Seriously. If human beings have no viable Habeas Corpus remedy in a country, then that country exists in an immoral void outside of any known understanding of the concept of “the rule of law”.
Third, I would like to highlight just exactly who has decreed this fundamental gutting of everything the United States of America is supposed to stand for, and was founded upon. It was not, as Pow Wow appropriately notes, the august robes of final judgment at the Supreme Court. No, the Supremes have indeed, like Pilates of modern justice, washed their hands of the critical murder. Notably, not even Anthony Kennedy, who authored Boumediene, voted in favor of accepting certiorari and defending his seminal, and critical, decision. But the Kiyemba III abdication was simply the crowning coup de grace. Instead, despite the early work on detainee litigation, and notably Habeas claims, which culminated in the groundbreaking, and somewhat refreshing, Boumediene decision penned by Tony Kennedy, the Supremes have abdicated their throne and left the law to the uniquely questionable discretion of the DC Circuit.

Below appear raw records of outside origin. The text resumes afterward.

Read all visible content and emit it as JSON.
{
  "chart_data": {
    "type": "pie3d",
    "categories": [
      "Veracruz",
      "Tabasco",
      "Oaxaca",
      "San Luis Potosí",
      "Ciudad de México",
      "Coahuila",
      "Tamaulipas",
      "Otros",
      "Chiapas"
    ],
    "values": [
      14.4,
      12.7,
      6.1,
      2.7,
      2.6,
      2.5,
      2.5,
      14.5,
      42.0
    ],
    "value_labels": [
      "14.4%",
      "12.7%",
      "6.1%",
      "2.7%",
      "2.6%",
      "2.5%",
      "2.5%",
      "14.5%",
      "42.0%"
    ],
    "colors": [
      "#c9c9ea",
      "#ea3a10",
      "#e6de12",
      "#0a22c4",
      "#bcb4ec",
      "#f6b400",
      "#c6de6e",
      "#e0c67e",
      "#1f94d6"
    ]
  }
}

Did I mention just exactly who the judges at the DC Circuit, that have made the current sad and tragic law, is notable?? Look no further than Pow Wow’s comment. We have the smooth stylings of none other than Janice Rogers Brown, Lawrence Silberman and a chap who was actually an active part of the Bush/Cheney torture brigade prior to being elevated to the court, Brett Kavanagh. It would be impossible, even in the wildest Salvador Dali dream, to conjure up three judges more unsuitable for the task of deciding the viability, indeed existence, of Habeas Corpus in these circumstances.
And, make no mistake, what happens in the supposedly distinct and discreet realm of “detainee law” can, and absolutely will, eventually bleed into standard criminal law as we know it. Regular citizens do not want to believe that, and will poo poo the thought; lawyers that ply the halls of high grade criminal law not only think it, they know it for a fact in their bones. The Fourth Amendment, Due Process and Fundamental Fairness only travel in one direction, and it is not the enlightened, proper and just direction.
When our children ask in the future how the Great Writ of Habeas Corpus, the foundation of law, died, this is the time and this is the answer.